Cogí la pistola estática y me la guardé en el bolsillo. Hice un gesto a Jawarski para que se sentara y volví a mi asiento en el sofá.

Nos miramos unos segundos. Me costaba respirar. Jawarski parecía disfrutar.

—Apuesto a que haces lo que puedes por consolar a la viuda de Shaknahyi. ¿Te la has tirado ya?

Volví a sentir crecer la ira y la frustración. Odiaba escuchar sus mentiras, sus justificaciones del crimen y la corrupción. Lo peor de todo es que me decía que Shaknahyi había muerto estúpidamente, por ninguna buena causa. No iba a permitirle que dijera eso.

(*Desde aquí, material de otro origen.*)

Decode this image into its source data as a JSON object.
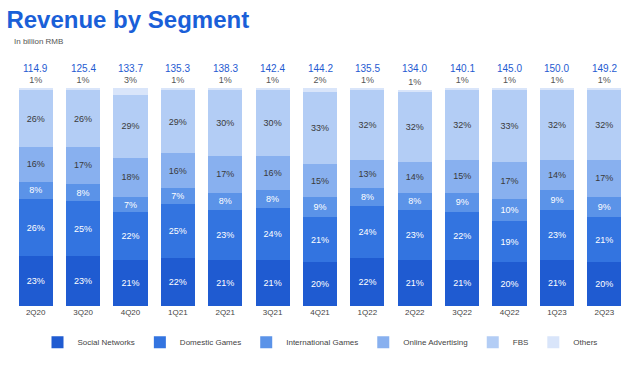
{
  "chart_data": {
    "type": "bar",
    "title": "Revenue by Segment",
    "subtitle": "In billion RMB",
    "categories": [
      "2Q20",
      "3Q20",
      "4Q20",
      "1Q21",
      "2Q21",
      "3Q21",
      "4Q21",
      "1Q22",
      "2Q22",
      "3Q22",
      "4Q22",
      "1Q23",
      "2Q23"
    ],
    "series": [
      {
        "name": "Social Networks",
        "color": "#1f5bd1",
        "values": [
          23,
          23,
          21,
          22,
          21,
          21,
          20,
          22,
          21,
          21,
          20,
          21,
          20
        ],
        "value_labels": [
          "23%",
          "23%",
          "21%",
          "22%",
          "21%",
          "21%",
          "20%",
          "22%",
          "21%",
          "21%",
          "20%",
          "21%",
          "20%"
        ]
      },
      {
        "name": "Domestic Games",
        "color": "#3374e0",
        "values": [
          26,
          25,
          22,
          25,
          23,
          24,
          21,
          24,
          23,
          22,
          19,
          23,
          21
        ],
        "value_labels": [
          "26%",
          "25%",
          "22%",
          "25%",
          "23%",
          "24%",
          "21%",
          "24%",
          "23%",
          "22%",
          "19%",
          "23%",
          "21%"
        ]
      },
      {
        "name": "International Games",
        "color": "#5b93e8",
        "values": [
          8,
          8,
          7,
          7,
          8,
          8,
          9,
          8,
          8,
          9,
          10,
          9,
          9
        ],
        "value_labels": [
          "8%",
          "8%",
          "7%",
          "7%",
          "8%",
          "8%",
          "9%",
          "8%",
          "8%",
          "9%",
          "10%",
          "9%",
          "9%"
        ]
      },
      {
        "name": "Online Advertising",
        "color": "#88b0ef",
        "values": [
          16,
          17,
          18,
          16,
          17,
          16,
          15,
          13,
          14,
          15,
          17,
          14,
          17
        ],
        "value_labels": [
          "16%",
          "17%",
          "18%",
          "16%",
          "17%",
          "16%",
          "15%",
          "13%",
          "14%",
          "15%",
          "17%",
          "14%",
          "17%"
        ]
      },
      {
        "name": "FBS",
        "color": "#b3cdf5",
        "values": [
          26,
          26,
          29,
          29,
          30,
          30,
          33,
          32,
          32,
          32,
          33,
          32,
          32
        ],
        "value_labels": [
          "26%",
          "26%",
          "29%",
          "29%",
          "30%",
          "30%",
          "33%",
          "32%",
          "32%",
          "32%",
          "33%",
          "32%",
          "32%"
        ]
      },
      {
        "name": "Others",
        "color": "#d9e5fa",
        "values": [
          1,
          1,
          3,
          1,
          1,
          1,
          2,
          1,
          1,
          1,
          1,
          1,
          1
        ],
        "value_labels": [
          "1%",
          "1%",
          "3%",
          "1%",
          "1%",
          "1%",
          "2%",
          "1%",
          "1%",
          "1%",
          "1%",
          "1%",
          "1%"
        ]
      }
    ],
    "totals": {
      "values": [
        114.9,
        125.4,
        133.7,
        135.3,
        138.3,
        142.4,
        144.2,
        135.5,
        134.0,
        140.1,
        145.0,
        150.0,
        149.2
      ],
      "value_labels": [
        "114.9",
        "125.4",
        "133.7",
        "135.3",
        "138.3",
        "142.4",
        "144.2",
        "135.5",
        "134.0",
        "140.1",
        "145.0",
        "150.0",
        "149.2"
      ]
    },
    "ylim": [
      0,
      100
    ],
    "stacked": true,
    "data_labels": true,
    "legend": "bottom",
    "tick_labels": "x",
    "grid": false
  }
}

—Cállate —dije con voz angustiada.

Me vi a mi mismo con la pistola vacilante ante Jawarski.

—¿Lo ves? No puedes disparar. Lo inteligente sería dispararme. Si no, saldré limpio, porque no importa quien me encierre, me escaparé, el caíd Reda se asegurará de que me escape. En esta ciudad nunca me juzgarán.

—No, no te juzgarán —dije, con la certeza de que así sería.

Disparé una vez. La explosión fue tremenda y el eco parecía no acabarse nunca, como un trueno. Jawarski cayó hacia atrás a cámara lenta, con la mitad de la cara destruida. Había sangre por todas partes. Tiré la pistola al suelo. Nunca antes había disparado con una pistola de balas. El retroceso me lanzó contra el sofá, incapaz de recuperar el aliento.